Dzanga-Sangha Special Reserve covers nearly 7000 km2 of southwestern Central African Republic on the borders of Cameroon and Republic of Congo. Included in the Dzanga-Sangha Complex of Protected Areas, along with Cameroon’s Lobéké National Park and Nouabalé-Ndoki National Park in Republic of Congo, it is part of the Sangha Trinational Landscape and managed by the Central African Forest Commission. Consisting of approximately 50% tropical moist forest, taken together with its sister parks it is the second largest rainforest on the planet, and as one would expect is abundant with flora and fauna.
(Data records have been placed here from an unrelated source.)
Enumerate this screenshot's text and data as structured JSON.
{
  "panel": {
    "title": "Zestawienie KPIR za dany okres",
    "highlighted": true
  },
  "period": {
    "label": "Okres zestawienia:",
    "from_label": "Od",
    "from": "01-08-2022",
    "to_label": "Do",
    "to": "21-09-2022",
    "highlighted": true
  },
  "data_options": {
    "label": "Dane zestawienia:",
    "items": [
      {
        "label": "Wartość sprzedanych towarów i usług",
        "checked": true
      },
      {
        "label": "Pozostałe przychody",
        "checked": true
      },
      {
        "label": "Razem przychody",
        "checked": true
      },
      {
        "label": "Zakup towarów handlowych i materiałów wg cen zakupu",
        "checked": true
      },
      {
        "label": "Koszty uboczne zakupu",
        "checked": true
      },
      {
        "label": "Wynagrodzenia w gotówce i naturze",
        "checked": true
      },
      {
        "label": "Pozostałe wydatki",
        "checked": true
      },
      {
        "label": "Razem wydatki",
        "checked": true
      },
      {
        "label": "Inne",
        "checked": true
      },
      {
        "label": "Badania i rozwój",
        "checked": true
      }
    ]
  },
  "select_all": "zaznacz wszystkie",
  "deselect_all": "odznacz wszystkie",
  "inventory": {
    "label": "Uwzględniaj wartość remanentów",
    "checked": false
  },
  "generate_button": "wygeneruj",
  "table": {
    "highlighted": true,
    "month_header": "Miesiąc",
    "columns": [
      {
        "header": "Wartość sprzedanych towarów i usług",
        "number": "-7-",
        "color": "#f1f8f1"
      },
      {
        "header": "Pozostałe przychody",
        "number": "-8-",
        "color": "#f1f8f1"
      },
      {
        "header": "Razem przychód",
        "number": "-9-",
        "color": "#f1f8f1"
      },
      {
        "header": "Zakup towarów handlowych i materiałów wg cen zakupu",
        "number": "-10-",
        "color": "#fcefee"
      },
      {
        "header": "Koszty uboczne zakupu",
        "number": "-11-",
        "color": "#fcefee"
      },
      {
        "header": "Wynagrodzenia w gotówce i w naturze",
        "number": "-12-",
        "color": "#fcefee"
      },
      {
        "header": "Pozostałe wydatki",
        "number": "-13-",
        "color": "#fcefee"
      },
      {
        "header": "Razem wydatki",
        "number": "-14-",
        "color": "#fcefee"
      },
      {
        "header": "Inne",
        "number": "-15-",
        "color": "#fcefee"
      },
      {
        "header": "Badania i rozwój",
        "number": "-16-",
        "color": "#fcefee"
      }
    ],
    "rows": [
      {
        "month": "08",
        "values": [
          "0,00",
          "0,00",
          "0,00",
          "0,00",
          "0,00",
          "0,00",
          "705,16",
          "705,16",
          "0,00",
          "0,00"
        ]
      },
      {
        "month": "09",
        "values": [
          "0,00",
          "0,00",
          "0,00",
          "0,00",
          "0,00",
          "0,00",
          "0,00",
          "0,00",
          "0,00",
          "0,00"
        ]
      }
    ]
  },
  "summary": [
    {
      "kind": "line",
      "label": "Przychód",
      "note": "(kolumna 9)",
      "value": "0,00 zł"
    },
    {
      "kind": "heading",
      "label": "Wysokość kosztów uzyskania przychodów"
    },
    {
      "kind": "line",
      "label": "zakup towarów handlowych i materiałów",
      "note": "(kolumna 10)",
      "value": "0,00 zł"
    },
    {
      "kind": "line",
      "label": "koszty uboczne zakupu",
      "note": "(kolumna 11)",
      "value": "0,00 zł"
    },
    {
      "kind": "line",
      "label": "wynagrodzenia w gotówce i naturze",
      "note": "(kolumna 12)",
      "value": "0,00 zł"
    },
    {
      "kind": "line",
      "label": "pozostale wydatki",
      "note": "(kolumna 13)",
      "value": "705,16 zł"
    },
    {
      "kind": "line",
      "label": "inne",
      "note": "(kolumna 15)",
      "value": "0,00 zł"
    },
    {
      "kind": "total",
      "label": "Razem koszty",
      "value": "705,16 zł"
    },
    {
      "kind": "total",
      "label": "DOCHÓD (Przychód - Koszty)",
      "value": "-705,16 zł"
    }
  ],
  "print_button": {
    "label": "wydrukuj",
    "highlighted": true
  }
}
Conservation efforts arrived just in time here around three decades ago, with the forest a hunting free-for-all until the 1980s and at considerable risk from logging activities both legal and illegal. But since 1999 administered collaboratively by the World Wildlife Fund and the Central African Ministry of Environment, Water, Hunting and Fishing, as part of the wider three-park group Dzanga-Sangha has recently been awarded UNESCO World Heritage Site status. Another threat to the ecology here has been and are some of the agricultural practices of the approximately 15,000 residents, and committed efforts are underway to reforest degraded areas and to provide sustainable development and educational opportunities for the people who live here.
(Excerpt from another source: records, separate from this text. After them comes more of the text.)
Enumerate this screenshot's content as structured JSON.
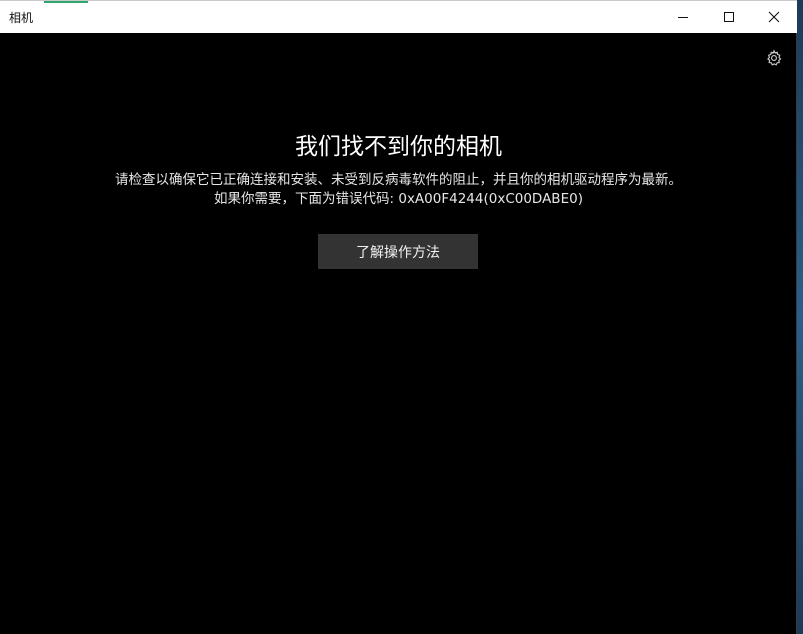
{
  "window": {
    "title": "相机"
  },
  "controls": {
    "minimize_icon": "minimize-icon",
    "maximize_icon": "maximize-icon",
    "close_icon": "close-icon",
    "settings_icon": "gear-icon"
  },
  "main": {
    "heading": "我们找不到你的相机",
    "description_line1": "请检查以确保它已正确连接和安装、未受到反病毒软件的阻止，并且你的相机驱动程序为最新。",
    "description_line2": "如果你需要，下面为错误代码: 0xA00F4244(0xC00DABE0)",
    "learn_button_label": "了解操作方法"
  },
  "colors": {
    "background": "#000000",
    "titlebar": "#ffffff",
    "button": "#333333",
    "text": "#ffffff"
  }
}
Likely most famous for its western lowland gorillas (one of the densest gorilla populations in the world), Dzanga-Sangha Special Reserve in fact contains a huge diversity of wildlife including African forest elephants and buffalos, leopards, pangolins, bushpigs, bongo antelopes, and moustache monkeys. Birdlife is particularly abundant here, with dark-crowned forest eagles and the blue-breasted kingfisher of special interest, and as one would expect the forest’s flora is similarly diverse.
Among the accommodation options available in Dzanga-Sangha Special Reserve, Sangha Lodge is especially good, being comfortable and well run and offering a combination of local rustic feel and the comforts of home. It is operated to the benefit of Dzanga-Sangha’s wildlife and host communities. Gorilla eco-tourism has contributed significant funding to conservation efforts.